This message came through just as Angel Cabrera stuck his approach shot on the 72nd hole of the Masters to two feet, soon matching Adam Scott's closing birdie. It looked like the same sad old story for the Land Down Under. If Norman didn't beat himself at Augusta, somebody else beat him.

"Now I know how everyone felt when he was there," was the next message at 7:17 as Scott and Angel Cabrera went down the 10th hole for the first playoff hole. When I texted back: "Hold on, you're still alive," Norman responded instantaneously. "I am, and I am believing so hard. All my energy and belief is with him."

Scott stayed home from school and watched Norman lose a six-shot lead to Nick Faldo in 1996. He visited Norman's compound shortly after that and stayed in Greg's beach house.

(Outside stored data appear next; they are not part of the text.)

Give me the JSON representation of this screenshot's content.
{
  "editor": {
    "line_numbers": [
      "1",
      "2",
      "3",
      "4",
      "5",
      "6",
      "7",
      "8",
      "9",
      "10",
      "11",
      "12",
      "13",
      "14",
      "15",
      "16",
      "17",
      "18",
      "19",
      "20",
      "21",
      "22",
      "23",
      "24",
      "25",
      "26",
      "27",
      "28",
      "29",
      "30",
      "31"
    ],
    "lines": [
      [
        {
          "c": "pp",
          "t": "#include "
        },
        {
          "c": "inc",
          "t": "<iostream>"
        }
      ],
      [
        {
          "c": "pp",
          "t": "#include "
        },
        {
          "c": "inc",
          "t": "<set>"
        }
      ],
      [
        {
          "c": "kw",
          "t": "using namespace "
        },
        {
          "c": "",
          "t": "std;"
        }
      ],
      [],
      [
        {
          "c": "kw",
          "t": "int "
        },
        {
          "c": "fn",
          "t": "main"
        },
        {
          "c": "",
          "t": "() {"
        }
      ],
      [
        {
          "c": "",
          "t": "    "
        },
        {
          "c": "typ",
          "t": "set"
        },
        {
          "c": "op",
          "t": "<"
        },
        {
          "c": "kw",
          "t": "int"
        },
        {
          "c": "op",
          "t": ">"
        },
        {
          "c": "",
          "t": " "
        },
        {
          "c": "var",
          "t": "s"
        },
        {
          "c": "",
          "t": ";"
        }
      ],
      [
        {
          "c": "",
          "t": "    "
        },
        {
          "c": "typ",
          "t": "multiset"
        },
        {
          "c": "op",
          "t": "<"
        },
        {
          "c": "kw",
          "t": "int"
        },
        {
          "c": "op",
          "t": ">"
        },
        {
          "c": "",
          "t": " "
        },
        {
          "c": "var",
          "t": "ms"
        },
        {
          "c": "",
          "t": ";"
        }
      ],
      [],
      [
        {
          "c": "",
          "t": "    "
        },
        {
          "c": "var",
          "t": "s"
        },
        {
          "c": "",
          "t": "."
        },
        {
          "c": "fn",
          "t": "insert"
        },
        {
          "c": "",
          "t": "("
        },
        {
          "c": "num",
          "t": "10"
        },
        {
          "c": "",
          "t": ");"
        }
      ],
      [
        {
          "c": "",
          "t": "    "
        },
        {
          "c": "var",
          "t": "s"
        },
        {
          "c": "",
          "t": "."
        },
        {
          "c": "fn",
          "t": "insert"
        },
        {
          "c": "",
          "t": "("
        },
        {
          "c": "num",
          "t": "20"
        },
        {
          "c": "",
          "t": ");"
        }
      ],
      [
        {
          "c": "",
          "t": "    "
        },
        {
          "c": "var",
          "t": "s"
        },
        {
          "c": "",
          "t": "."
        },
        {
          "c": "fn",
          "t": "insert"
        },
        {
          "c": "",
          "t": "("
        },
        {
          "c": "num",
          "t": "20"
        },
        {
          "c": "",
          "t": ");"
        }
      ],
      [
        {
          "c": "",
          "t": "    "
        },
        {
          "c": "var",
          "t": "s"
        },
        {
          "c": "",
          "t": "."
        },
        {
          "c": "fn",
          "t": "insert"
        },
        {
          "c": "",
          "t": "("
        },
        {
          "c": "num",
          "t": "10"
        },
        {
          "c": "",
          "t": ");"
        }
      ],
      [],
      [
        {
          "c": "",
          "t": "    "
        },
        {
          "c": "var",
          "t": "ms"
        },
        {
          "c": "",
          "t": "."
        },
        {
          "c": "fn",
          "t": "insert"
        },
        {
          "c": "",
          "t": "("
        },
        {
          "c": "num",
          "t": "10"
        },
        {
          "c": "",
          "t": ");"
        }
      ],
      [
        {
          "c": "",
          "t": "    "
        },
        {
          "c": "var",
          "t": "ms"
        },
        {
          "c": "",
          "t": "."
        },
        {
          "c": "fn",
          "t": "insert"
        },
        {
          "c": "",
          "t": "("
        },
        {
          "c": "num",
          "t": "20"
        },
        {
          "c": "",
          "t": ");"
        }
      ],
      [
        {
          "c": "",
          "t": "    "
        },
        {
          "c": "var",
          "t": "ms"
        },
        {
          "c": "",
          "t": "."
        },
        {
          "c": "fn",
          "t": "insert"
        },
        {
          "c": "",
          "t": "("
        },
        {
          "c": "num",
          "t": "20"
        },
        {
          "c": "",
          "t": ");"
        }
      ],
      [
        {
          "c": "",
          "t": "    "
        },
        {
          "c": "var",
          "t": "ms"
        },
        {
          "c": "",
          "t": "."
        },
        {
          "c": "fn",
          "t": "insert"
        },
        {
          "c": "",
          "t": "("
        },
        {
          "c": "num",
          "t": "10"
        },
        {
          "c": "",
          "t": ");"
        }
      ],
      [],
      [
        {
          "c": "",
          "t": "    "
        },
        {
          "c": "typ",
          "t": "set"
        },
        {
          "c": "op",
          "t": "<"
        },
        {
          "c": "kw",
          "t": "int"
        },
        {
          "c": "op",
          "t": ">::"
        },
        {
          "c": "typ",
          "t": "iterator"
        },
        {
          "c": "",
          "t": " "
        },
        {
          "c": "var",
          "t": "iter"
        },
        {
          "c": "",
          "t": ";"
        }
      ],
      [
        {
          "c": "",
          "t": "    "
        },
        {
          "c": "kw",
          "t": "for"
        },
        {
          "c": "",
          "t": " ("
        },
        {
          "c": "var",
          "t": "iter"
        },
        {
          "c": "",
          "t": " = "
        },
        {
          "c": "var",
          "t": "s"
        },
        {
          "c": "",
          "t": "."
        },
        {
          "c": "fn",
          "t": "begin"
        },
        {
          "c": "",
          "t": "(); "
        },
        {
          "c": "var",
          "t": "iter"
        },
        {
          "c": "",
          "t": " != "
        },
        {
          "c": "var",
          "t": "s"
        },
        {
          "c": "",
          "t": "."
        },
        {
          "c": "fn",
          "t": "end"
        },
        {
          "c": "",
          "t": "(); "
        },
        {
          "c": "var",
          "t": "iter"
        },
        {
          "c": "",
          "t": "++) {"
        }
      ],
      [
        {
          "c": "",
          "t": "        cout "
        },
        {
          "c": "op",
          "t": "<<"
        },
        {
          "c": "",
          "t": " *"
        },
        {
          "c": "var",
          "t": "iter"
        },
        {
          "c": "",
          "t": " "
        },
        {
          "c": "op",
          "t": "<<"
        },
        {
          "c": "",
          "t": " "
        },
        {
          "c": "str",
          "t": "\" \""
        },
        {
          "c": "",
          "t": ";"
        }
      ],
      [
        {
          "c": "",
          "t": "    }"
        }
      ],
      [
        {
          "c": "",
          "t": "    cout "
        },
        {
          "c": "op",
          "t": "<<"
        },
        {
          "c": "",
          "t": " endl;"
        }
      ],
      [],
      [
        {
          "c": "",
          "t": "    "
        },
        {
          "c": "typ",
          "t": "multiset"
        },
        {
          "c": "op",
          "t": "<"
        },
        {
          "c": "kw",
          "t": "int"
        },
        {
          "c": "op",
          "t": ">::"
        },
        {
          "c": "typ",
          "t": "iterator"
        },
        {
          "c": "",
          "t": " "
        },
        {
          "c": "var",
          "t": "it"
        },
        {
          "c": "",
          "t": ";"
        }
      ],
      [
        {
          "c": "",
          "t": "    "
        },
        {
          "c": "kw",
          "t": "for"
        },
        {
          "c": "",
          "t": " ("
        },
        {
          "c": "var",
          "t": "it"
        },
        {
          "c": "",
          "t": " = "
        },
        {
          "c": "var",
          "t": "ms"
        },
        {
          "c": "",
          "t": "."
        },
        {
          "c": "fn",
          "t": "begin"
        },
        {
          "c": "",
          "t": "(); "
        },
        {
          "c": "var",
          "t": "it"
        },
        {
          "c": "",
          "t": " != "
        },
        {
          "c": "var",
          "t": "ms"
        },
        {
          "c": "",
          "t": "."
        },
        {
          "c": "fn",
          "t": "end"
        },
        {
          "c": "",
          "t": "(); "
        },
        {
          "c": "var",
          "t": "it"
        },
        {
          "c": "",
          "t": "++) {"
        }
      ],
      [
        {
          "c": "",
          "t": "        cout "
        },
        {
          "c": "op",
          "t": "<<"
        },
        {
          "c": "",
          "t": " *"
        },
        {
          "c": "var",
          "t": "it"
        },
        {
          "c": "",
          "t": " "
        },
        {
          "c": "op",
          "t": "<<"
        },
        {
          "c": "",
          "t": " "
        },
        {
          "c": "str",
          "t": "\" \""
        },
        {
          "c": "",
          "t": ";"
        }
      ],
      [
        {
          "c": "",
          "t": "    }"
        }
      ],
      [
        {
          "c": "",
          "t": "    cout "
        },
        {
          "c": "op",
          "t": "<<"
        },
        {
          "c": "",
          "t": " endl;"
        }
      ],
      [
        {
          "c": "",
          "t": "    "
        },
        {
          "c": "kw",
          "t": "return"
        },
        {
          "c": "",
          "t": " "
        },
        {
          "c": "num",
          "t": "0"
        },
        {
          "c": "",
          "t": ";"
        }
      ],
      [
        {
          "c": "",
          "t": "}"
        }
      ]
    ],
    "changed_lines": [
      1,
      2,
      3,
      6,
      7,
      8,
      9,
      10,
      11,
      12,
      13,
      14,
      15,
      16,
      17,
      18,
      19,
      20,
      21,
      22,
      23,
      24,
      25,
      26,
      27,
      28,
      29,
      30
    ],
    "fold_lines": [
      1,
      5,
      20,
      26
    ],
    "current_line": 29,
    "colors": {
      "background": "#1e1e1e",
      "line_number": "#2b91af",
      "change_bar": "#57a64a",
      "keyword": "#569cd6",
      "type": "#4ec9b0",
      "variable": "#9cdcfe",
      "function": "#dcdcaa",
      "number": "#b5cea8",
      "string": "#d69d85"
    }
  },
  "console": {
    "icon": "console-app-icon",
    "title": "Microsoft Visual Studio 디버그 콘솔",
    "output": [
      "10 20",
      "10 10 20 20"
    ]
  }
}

In the midst of a slump, he was Norman's Presidents Cup pick in 2009. When he experimented with the long putter in early 2011, it was on Norman's putting green. When he bogeyed the last four holes of last year's British Open, one of the first people to reach out was Norman.

So when Scott birdied the 10th hole for the jacket at 7:46 p.m., a text came through almost instantaneously. "Finally SO happy for him...I have a few tears in my eyes...now I have a lot of tears in my eyes!!!"

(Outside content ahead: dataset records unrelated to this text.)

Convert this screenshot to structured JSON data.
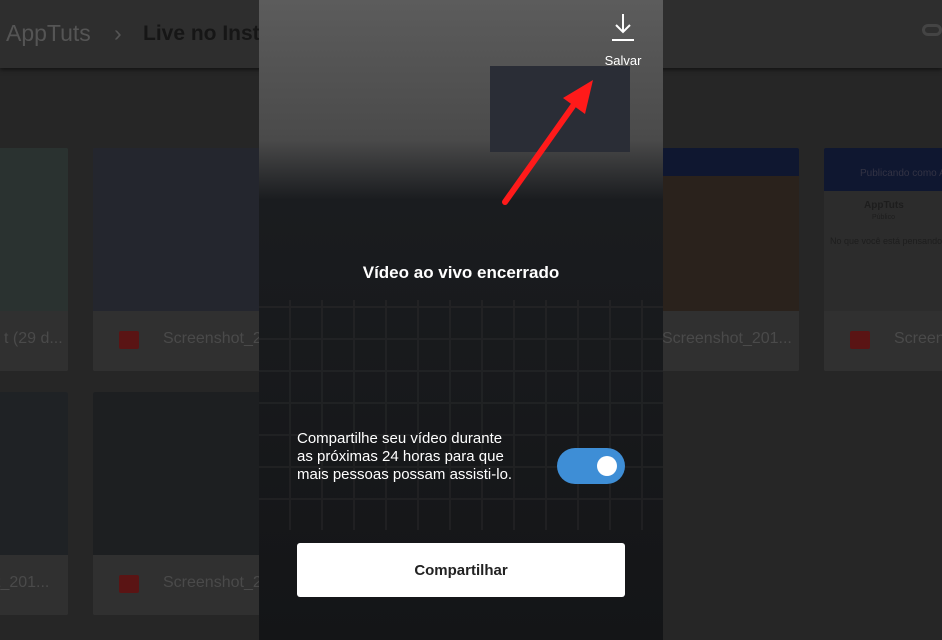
{
  "breadcrumb": {
    "root": "AppTuts",
    "current": "Live no Inst"
  },
  "files": [
    {
      "name": "t (29 d..."
    },
    {
      "name": "Screenshot_2..."
    },
    {
      "name": "Screenshot_201..."
    },
    {
      "name": "Screen..."
    },
    {
      "name": "t_201..."
    },
    {
      "name": "Screenshot_2..."
    }
  ],
  "preview_card": {
    "app": "AppTuts",
    "privacy": "Público",
    "prompt": "No que você está pensando",
    "header": "Publicando como A"
  },
  "overlay": {
    "save_label": "Salvar",
    "title": "Vídeo ao vivo encerrado",
    "description": "Compartilhe seu vídeo durante as próximas 24 horas para que mais pessoas possam assisti-lo.",
    "toggle_on": true,
    "share_button": "Compartilhar",
    "accent": "#3e8ed6",
    "arrow_color": "#ff1a1a"
  }
}
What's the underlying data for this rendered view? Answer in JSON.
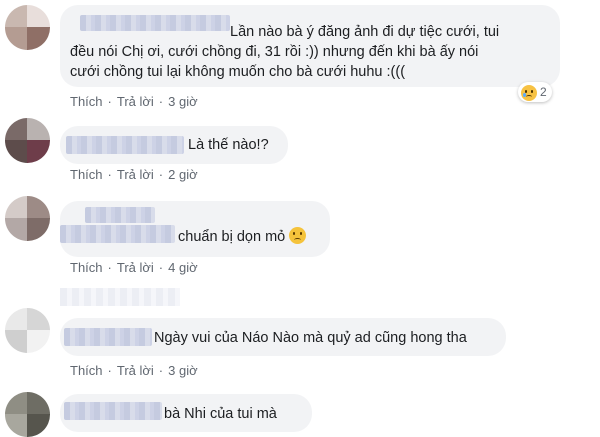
{
  "comments": [
    {
      "text_lines": [
        "Lần nào bà ý đăng ảnh đi dự tiệc cưới, tui",
        "đều nói Chị ơi, cưới chồng đi, 31 rồi :)) nhưng đến khi bà ấy nói",
        "cưới chồng tui lại không muốn cho bà cưới huhu :((("
      ],
      "like_label": "Thích",
      "reply_label": "Trả lời",
      "time": "3 giờ",
      "reaction": {
        "icon": "sad-reaction-icon",
        "count": "2"
      }
    },
    {
      "text": "Là thế nào!?",
      "like_label": "Thích",
      "reply_label": "Trả lời",
      "time": "2 giờ"
    },
    {
      "text": "chuẩn bị dọn mỏ",
      "emoji": "sad-face-emoji",
      "like_label": "Thích",
      "reply_label": "Trả lời",
      "time": "4 giờ"
    },
    {
      "text": "Ngày vui của Náo Nào mà quỷ ad cũng hong tha",
      "like_label": "Thích",
      "reply_label": "Trả lời",
      "time": "3 giờ"
    },
    {
      "text": "bà Nhi của tui mà"
    }
  ],
  "colors": {
    "bubble": "#f2f3f5",
    "action_text": "#606770",
    "body_text": "#1c1e21",
    "reaction_yellow": "#f7c244"
  }
}
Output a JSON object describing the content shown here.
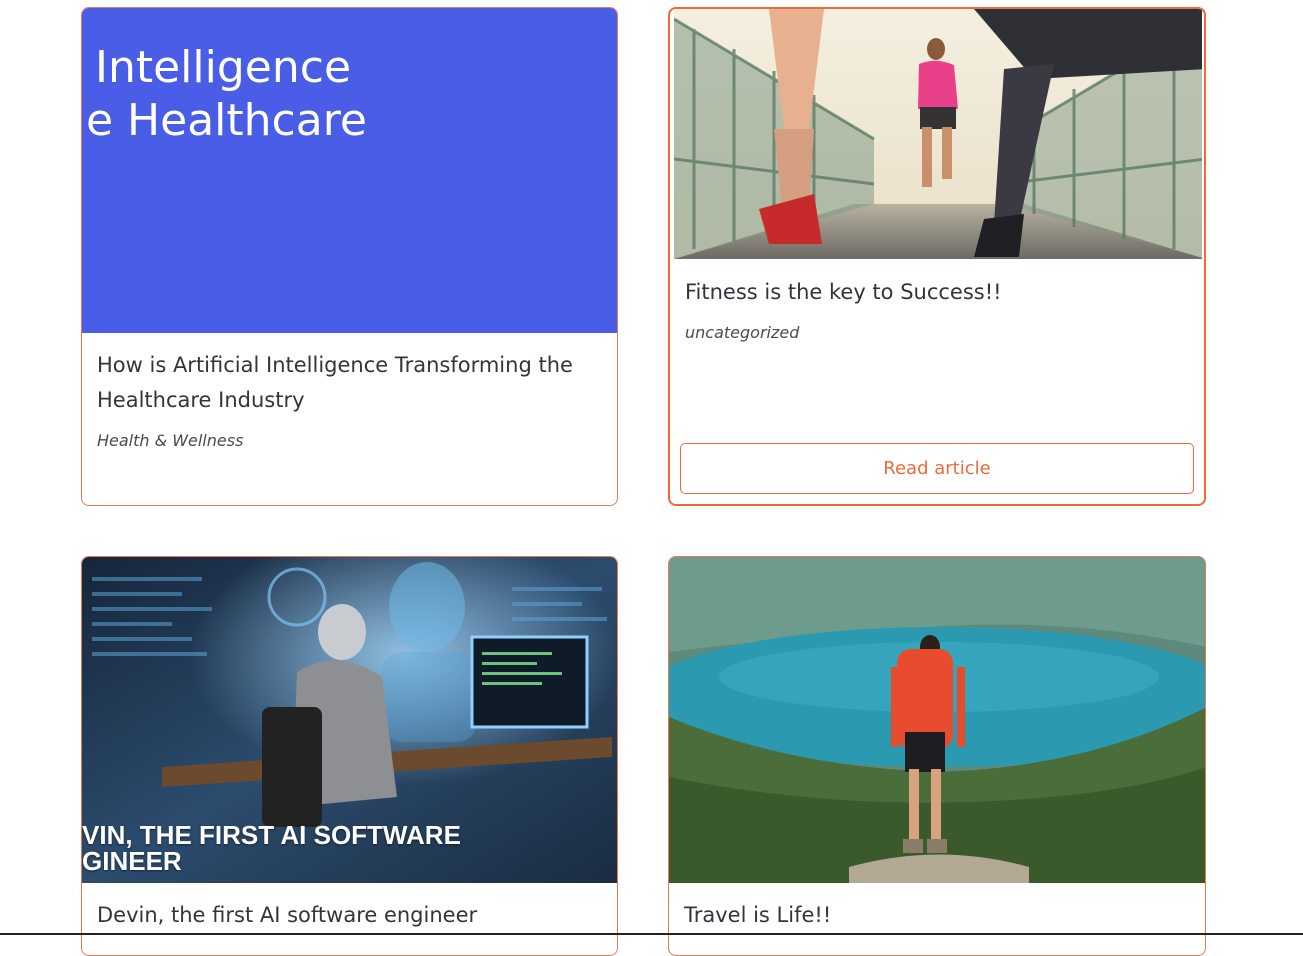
{
  "colors": {
    "accent": "#ee6a3a",
    "ai_banner_bg": "#4a5de6",
    "text": "#33343d"
  },
  "cards": [
    {
      "title": "How is Artificial Intelligence Transforming the Healthcare Industry",
      "category": "Health & Wellness",
      "image_text": [
        "Intelligence",
        "e Healthcare"
      ]
    },
    {
      "title": "Fitness is the key to Success!!",
      "category": "uncategorized",
      "button_label": "Read article"
    },
    {
      "title": "Devin, the first AI software engineer",
      "image_text": [
        "VIN, THE FIRST AI SOFTWARE",
        "GINEER"
      ]
    },
    {
      "title": "Travel is Life!!"
    }
  ]
}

Norman made it a point not to reach out to Scott and countrymen Jason Day and Marc Leishman as they stacked up on the Augusta National leader boards. He didn't want to put added pressure on them.

The jinx was on Scott's mind, but so was the T-2 he recorded at Augusta in 2011, and the productive run in major championships he has produced since then, including the sad runner-up at Royal Lytham that was reminiscent of Norman's heartbreaks.

In the Butler Cabin, Scott acknowledged that by singling out Norman as his idol. "There was one guy who inspired a nation of golfers, and that's Greg Norman," Scott said. "He's been incredible to me and a generation of golfers in Australia. Part of this goes out to him."

Earlier in the week I sat down with Scott for a Q&A that was part of a function hosted by Mercedes-Benz. Scott acknowledged that losing the British Open nine months ago was softened by losing to one of his close mates, Ernie Els.

He talked in reverential tones about Norman. In one of the closing questions, I asked, "Who is going to win the Masters this week?"

After a pause, Scott showed the bravado he showed in the playoff against Cabrera, the type of self-confidence he supposedly lacked.

"I would be kidding myself if I was sitting here telling myself I couldn't win this week," he said. "Absolutely, I could win this week."

Turns out, the Golf Gods weren't so mean to Australia after all.